Available credit utilization rates differ substantially, with 52 percent of borrowers using less than 20 percent of their credit card availability; 19 percent using between 20 and 60 percent of credit card availability; 11 percent were between 60 and 90 percent; while 18 percent of credit card holders were defined as “maxed-out” for using at least 90 percent of their available credit.
Key factors for missing payments on credit cards range from absent mindedness to cash-flow constraints and income loss. The most correlated factor for future delinquencies is maxed-out credit cards, which is also the key input for credit scores that financial institutions use measure the probability of a future default.
The Visual Capitalist's Kayla Zhu demonstrates the share of U.S. adults that have maxed-out their credit cards at 90 percent by age group:
Delinquent borrowers are often renters that have shorter credit histories and lower credit limits, making them more financially vulnerable and missing a payment.
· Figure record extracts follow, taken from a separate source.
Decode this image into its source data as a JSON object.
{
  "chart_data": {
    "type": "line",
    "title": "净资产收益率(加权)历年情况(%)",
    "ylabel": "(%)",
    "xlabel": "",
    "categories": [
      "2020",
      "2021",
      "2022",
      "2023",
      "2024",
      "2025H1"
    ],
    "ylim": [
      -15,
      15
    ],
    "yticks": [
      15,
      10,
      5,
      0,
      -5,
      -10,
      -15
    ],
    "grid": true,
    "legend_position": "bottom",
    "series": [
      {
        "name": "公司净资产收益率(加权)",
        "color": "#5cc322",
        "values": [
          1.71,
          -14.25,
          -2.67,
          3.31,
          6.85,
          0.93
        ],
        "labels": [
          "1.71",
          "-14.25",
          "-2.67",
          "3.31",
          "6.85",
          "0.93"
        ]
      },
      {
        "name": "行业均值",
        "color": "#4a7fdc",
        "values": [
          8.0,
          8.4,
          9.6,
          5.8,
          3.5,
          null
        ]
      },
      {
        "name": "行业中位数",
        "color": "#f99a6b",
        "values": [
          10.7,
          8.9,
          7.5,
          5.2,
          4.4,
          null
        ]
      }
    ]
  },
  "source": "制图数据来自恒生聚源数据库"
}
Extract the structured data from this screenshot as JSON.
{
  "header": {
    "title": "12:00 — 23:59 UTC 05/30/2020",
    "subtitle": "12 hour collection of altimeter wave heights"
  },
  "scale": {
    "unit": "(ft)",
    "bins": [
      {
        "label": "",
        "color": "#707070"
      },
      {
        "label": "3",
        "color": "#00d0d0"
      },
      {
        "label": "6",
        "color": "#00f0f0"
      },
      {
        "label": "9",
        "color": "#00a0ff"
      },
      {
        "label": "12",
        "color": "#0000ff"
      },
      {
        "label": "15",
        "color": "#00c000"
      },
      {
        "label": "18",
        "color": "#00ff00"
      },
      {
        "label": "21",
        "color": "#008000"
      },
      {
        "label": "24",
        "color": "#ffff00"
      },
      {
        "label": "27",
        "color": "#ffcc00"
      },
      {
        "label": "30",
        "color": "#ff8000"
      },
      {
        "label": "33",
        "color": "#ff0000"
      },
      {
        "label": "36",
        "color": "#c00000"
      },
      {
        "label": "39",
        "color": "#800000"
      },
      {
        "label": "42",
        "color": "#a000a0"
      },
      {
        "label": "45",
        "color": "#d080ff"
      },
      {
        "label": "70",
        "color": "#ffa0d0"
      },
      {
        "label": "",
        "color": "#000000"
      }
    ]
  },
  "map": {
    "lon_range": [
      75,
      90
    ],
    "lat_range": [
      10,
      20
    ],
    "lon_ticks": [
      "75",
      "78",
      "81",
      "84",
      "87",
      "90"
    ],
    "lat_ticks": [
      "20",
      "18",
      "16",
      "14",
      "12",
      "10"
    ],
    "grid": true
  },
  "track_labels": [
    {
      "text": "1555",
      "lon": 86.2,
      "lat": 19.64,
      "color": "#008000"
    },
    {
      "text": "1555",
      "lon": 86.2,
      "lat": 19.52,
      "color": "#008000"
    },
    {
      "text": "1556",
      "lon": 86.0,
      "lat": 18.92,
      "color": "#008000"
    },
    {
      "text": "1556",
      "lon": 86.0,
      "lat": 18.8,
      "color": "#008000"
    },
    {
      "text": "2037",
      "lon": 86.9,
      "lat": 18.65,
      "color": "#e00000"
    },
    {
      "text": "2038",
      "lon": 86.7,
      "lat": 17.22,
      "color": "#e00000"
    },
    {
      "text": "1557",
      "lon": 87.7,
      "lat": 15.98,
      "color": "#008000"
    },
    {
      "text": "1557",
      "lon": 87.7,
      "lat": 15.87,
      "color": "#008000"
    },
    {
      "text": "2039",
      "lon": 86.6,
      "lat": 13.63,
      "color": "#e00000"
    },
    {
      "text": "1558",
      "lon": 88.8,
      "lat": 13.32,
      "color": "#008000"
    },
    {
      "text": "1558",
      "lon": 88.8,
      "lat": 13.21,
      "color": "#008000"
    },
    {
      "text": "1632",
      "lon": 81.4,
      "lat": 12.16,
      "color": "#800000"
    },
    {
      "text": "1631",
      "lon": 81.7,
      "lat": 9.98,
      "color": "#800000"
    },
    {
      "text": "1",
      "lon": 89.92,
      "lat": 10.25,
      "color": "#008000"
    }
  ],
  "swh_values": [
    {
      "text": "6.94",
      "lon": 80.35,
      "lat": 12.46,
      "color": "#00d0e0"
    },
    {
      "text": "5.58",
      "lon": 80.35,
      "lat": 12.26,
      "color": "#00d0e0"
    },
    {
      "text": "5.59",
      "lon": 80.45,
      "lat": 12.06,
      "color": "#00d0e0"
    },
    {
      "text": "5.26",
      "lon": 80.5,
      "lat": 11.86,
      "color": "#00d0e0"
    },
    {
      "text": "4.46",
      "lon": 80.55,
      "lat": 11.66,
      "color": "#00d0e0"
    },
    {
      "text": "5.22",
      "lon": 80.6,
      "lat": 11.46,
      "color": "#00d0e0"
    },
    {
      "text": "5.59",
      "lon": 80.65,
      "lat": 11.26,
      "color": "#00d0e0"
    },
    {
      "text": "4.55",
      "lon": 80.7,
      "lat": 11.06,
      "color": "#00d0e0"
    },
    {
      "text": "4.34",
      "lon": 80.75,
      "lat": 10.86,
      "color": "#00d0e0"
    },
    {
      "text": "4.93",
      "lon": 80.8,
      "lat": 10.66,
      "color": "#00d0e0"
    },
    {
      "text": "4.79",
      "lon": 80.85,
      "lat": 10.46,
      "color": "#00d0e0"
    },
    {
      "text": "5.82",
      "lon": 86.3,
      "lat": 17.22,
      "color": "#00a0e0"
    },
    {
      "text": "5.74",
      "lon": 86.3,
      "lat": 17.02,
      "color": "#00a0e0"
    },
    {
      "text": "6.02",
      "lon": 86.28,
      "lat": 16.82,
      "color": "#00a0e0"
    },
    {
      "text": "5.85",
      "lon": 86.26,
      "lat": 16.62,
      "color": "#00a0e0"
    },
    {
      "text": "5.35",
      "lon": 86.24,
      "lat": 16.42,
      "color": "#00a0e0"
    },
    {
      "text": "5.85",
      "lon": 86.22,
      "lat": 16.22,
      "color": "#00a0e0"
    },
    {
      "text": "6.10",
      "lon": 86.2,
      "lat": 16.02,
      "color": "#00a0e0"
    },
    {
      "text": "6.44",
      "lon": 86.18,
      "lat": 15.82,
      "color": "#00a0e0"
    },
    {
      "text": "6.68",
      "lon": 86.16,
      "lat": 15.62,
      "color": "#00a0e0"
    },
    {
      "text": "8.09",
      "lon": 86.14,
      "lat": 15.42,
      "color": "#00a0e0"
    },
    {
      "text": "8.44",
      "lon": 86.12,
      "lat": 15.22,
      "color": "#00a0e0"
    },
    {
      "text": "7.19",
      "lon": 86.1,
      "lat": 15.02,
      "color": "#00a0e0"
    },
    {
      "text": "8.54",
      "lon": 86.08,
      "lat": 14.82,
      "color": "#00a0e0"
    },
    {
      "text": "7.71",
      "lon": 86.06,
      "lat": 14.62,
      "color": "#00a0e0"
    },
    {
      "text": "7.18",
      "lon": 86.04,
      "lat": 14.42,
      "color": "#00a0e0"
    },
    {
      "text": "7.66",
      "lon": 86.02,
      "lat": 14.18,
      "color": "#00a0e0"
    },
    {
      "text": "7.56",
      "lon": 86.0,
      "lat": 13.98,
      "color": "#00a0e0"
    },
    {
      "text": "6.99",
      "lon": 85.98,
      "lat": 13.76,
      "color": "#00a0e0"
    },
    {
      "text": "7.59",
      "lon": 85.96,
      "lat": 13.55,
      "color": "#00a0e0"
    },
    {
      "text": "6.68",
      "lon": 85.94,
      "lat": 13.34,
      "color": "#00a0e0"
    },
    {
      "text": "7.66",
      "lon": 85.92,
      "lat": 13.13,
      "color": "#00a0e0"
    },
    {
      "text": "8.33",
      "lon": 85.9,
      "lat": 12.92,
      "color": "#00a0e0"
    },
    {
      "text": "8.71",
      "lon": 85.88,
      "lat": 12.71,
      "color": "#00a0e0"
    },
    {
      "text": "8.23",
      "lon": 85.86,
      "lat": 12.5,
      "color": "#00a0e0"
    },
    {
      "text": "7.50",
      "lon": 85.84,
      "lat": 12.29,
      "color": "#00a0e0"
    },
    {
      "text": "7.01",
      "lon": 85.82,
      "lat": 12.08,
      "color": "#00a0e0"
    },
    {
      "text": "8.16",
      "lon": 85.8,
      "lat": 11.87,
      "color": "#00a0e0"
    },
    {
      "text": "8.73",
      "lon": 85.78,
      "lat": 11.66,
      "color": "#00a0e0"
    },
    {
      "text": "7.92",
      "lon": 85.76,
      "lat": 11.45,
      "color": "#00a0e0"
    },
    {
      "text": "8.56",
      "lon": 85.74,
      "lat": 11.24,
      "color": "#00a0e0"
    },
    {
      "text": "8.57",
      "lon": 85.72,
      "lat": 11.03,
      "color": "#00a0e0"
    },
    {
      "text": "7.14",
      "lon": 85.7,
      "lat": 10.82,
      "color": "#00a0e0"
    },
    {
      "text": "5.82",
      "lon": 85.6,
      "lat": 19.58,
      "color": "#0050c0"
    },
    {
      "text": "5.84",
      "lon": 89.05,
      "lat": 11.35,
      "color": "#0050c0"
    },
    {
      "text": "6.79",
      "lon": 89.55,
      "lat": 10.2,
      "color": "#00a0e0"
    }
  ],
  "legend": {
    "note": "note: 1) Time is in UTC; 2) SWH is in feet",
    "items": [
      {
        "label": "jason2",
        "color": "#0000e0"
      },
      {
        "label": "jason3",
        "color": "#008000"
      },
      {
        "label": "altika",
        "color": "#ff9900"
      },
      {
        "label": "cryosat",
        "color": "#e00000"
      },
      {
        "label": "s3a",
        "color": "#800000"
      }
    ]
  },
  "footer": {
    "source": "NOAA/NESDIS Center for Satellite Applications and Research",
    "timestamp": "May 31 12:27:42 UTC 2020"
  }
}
With most credit cards having a variable rate, the interest rates on credit card balances jumped from 16 percent in 2022 to a near all-time high of 21 percent today.
As a result, an individual with a $6,000 credit card balance that makes the minimum payment per month, would pay over $9,500 in interest over the next 20 years to years to pay off their credit card debt.
The Federal Reserve on September 18th reduced interest rate it charges banks by .5 percent, but there was no indications that financial institutions will soon reduce credit card interest rates.